IL-27-induced, MSC-derived Exosomes Promote MMP3 Expression Through the miR-206/L3MBTL4 Axis in Synovial Fibroblasts.

ABSTRACT

Context In rheumatoid arthritis (RA), hyperproliferative fibroblast-like synoviocytes (FLS) can secrete a variety of tissue hydrolases, such as matrix metalloproteinases (MMPs), causing the destruction of chondrocytes. Mesenchymal stem cells (MSCs) can directly affect FLS through extracellular vesicles (EVs). Interleukin-27 (IL-27) is a pleiotropic immune regulator frequently overexpressed in RA. Objective: The study intended to examine the effects of IL-27-induced exosomes from bone-marrow mesenchymal stem cells (BM-MSCs) and to determine if they promote the secretion of MMP3 in synovial cells. Design: The research team performed a genetic study.

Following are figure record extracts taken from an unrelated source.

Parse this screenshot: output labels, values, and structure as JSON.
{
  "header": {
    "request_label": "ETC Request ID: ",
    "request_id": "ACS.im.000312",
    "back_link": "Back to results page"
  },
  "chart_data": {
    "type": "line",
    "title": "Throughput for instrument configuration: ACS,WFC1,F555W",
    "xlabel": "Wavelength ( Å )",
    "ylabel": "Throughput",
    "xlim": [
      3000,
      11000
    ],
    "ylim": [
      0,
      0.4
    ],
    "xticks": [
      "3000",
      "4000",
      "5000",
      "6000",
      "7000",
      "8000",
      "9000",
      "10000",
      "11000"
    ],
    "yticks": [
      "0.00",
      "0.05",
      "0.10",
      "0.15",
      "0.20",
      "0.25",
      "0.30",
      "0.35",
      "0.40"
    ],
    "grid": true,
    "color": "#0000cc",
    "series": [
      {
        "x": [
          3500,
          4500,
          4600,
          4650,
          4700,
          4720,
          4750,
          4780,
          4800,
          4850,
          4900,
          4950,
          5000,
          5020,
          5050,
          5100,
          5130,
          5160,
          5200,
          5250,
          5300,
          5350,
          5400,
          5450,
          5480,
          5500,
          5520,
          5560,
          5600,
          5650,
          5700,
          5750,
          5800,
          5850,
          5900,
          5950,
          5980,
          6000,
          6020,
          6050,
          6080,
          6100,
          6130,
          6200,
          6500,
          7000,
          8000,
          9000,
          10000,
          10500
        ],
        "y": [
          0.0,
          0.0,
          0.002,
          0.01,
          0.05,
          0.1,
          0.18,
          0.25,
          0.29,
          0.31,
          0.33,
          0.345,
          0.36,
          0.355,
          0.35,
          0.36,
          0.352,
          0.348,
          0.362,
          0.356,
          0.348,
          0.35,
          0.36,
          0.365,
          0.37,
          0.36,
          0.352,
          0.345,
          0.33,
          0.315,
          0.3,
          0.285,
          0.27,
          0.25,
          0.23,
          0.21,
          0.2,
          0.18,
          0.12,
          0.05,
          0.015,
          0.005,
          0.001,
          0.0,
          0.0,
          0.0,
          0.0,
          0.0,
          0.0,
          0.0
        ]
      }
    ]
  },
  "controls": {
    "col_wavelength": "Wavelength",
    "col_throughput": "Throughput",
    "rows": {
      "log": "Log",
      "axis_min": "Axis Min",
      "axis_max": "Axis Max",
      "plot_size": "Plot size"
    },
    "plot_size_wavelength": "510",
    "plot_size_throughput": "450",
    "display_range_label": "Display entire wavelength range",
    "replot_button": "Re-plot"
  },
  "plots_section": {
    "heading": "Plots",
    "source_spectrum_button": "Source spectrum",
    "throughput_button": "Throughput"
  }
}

Setting: The study took place at the First Affiliated Hospital of Hainan Medical University in Haikou City, Hainan, China. Outcome Measures: The research team (1) determined if IL-27 expression had occurred in the synovial fluid; (2) co-cultured IL-27-induced MSCs with FLS to detect the expression of MMP3 in the FLS; (3) Under IL-27 induction, MSC-derived exosomes with IL-27R knockdown were collected to detect the expression of microRNAs(miRNAs) associated with RA; (4) screened the miRNAs to determine the most significant differences in expression; (5) determined the miRNA target genes in arthritis, using Western blot (WB) and qRT-PCR; and (6) Dual luciferase and ChIP experiments confirm regulation of MMP3 by L3MBTL4. Results: IL-27 was highly expressed in RA, and the IL-27-induced, MSC-derived exosomes promoted the expression of MMP3 in FLS. The IL-27-induced MSC-derived exosomes significantly upregulated the expression of miR-206-3p, and the miR-206-3p target, miR-206/ lethal(3) malignant brain tumor-like protein 4 (L3MBTL4), regulated the MMP3 transcription. The IL-27-induced, MSC-derived exosomes promoted MMP3 expression in the FLS through the miR-206-3p/L3MBTL4 axis, thereby promoting chondrocyte degradation and aggravating RA. Conclusions: IL-27 can induce the expression of miR-206 in MSCs, and miR-206 can be transported into FLS through MSC-EVs to promote FLS migration and MMP3 expression and aggravate articular cartilage damage. Patients with RA who have a high IL-27 expression may not be suitable to receive treatment with MSCs, and clinicians can use MSCs that knock down or delete IL-27R to treat RA patients who have a high IL-27 expression.